Over time, you can let strong feelings like anxiety come and go and you can handle pain better, since that neurochemical pathway is changed as well. (In brain scans, the pain center in the brain is MUCH smaller in people who regularly practice meditation and, unlike drugs, meditation actually decouples your pain center from your self-awareness center, allowing you to detach from your pain ) Some studies have found that meditation is more effective than morphine at decreasing the sensation of pain.
Meditators feel the same feelings- sometimes even more intensely as a result of their enhanced self-awareness, but they aren’t bothered by them at the same level. Meditators who meditate for years actually experience a positive permanent change in their brain; over time their prefrontal cortex shrinks back down to normal but they still experience enhanced self-esteem, calmness and empathy. They can choose the amount of attention they want to give to their thoughts at any time. This predictable result of daily meditation practice is a life-enhancing skill that literally changes the game for a human being.
Of course, there is more to healing our world and us than just regular meditation, but I think it’s a good FIRST step, rather than an add-on after being so stressed we have no choice. Walking around with a fear-thought pain-thought-survival loop in our brains makes it much harder to understand each other; Many experts estimate that we spend more than half of our waking lives worrying and thinking about stuff that doesn’t matter rather than being present.
Meditation practice actually changes this ratio-not through some unattainable spiritual path ( although as you know I am a BIG fan of faith and prayer – which also has a massive positive impact on your brain) but through SCIENCE.
The Buddha, Jesus, God and all the other spiritual giants were exactly right- you can transform your life with the steady practice of silent and guided meditations. (I just finished a religion research project and pretty much everybody says to meditate regularly, but most faithful people skip this step.)
I find it helpful to think of it this way – my brain needs meditation like my body needs water,– that’s how critical this practice is to optimal brain health and function.
It’s not always easy to start, but once a couple weeks pass, the positive changes help keep the practice going; it only takes a few days for positive results to start.

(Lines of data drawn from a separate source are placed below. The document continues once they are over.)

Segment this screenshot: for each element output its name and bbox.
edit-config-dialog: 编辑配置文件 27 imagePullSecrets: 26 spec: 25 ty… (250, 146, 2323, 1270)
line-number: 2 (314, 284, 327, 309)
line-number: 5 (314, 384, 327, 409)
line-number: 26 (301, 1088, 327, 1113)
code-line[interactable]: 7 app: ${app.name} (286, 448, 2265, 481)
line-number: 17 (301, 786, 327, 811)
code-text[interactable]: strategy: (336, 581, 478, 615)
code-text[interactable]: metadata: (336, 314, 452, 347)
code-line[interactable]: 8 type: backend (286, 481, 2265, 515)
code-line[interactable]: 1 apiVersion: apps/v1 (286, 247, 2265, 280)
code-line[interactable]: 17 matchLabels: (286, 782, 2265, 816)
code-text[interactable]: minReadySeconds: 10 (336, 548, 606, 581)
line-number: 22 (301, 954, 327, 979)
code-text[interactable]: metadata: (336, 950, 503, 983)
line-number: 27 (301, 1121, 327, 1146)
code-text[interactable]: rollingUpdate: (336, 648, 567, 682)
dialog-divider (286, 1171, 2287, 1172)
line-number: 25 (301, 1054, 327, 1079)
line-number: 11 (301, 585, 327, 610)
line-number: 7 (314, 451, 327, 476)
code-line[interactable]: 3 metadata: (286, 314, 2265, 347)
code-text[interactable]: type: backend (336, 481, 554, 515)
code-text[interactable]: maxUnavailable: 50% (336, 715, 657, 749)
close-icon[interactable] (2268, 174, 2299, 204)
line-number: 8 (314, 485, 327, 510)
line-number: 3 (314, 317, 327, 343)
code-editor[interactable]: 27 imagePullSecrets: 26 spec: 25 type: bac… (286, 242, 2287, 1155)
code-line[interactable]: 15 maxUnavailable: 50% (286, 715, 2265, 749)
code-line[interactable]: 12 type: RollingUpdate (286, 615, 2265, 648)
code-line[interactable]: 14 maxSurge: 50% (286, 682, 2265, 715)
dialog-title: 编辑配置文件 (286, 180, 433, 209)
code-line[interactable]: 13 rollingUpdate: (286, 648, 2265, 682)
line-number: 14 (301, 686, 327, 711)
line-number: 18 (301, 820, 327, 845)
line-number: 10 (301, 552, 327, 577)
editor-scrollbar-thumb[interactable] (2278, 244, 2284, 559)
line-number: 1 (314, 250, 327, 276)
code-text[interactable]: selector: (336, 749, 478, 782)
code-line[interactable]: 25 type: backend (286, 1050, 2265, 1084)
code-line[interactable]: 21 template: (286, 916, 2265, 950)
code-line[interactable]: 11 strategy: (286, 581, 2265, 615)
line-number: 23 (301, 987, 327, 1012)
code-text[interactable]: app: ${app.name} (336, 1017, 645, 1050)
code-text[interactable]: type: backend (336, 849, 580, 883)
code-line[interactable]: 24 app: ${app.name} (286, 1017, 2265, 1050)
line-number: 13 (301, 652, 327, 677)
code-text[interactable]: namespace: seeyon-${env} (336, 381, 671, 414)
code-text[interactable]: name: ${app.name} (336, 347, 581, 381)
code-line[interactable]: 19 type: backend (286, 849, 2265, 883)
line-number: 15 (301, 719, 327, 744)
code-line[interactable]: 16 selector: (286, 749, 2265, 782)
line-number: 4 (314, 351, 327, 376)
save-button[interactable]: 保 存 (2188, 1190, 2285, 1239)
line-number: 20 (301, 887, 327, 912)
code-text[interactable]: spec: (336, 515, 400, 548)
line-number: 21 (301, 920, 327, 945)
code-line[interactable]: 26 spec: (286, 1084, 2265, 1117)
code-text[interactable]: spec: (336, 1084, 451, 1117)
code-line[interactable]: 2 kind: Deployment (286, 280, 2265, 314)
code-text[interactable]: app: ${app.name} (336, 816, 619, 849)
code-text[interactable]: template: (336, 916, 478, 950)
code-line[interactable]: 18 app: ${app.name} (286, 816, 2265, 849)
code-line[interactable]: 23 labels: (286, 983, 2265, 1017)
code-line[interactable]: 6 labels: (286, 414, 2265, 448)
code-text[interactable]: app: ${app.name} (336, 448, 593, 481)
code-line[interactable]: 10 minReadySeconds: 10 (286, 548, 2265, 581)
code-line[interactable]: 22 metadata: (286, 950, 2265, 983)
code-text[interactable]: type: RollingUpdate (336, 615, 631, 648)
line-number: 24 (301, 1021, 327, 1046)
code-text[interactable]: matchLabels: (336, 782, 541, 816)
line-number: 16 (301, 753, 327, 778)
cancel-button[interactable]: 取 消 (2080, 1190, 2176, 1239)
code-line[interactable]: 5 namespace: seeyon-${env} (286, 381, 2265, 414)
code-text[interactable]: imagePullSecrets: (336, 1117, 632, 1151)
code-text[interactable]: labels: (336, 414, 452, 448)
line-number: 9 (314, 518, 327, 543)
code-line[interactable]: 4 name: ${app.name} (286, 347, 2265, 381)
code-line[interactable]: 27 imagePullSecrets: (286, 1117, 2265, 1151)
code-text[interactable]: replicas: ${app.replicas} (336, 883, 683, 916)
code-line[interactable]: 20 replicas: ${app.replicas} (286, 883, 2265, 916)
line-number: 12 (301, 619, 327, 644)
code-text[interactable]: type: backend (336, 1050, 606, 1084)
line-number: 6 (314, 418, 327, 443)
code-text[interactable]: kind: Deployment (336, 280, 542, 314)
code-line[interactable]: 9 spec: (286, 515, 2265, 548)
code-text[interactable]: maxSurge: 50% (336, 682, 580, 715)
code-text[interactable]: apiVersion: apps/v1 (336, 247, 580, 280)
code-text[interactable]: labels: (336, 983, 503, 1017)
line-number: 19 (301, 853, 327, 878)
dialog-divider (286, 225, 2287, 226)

There are several apps and groups that support meditation practice. A big side benefit of practicing is meeting other practitioners-people who are investing time and effort in the pursuit of serenity and mindfulness.
When we sing together, our hearts start to beat in unison. We really are connected and my favorite monk was right when he said
“You can help with world peace by achieving inner peace-you are too small to do anything about the whole world, but with practice you can change your whole world and then their whole world.”- Venerable Bhante Sujatha
I like to think of practice as a way to thaw out, untie and let go of the frozen knot in my part of the human connection rope; As I unwrap myself from nonstop thinking and fear based reactions, I can be here, with you, with less barrier between us.
Good luck on your personal journey from here to there. I hope you can feel my love, support and gratitude for every effort made toward inner peace as I believe this is the only path to outer peace.
(well, that and outlaw profits on drugs and war weapons-sorry I had to say it!)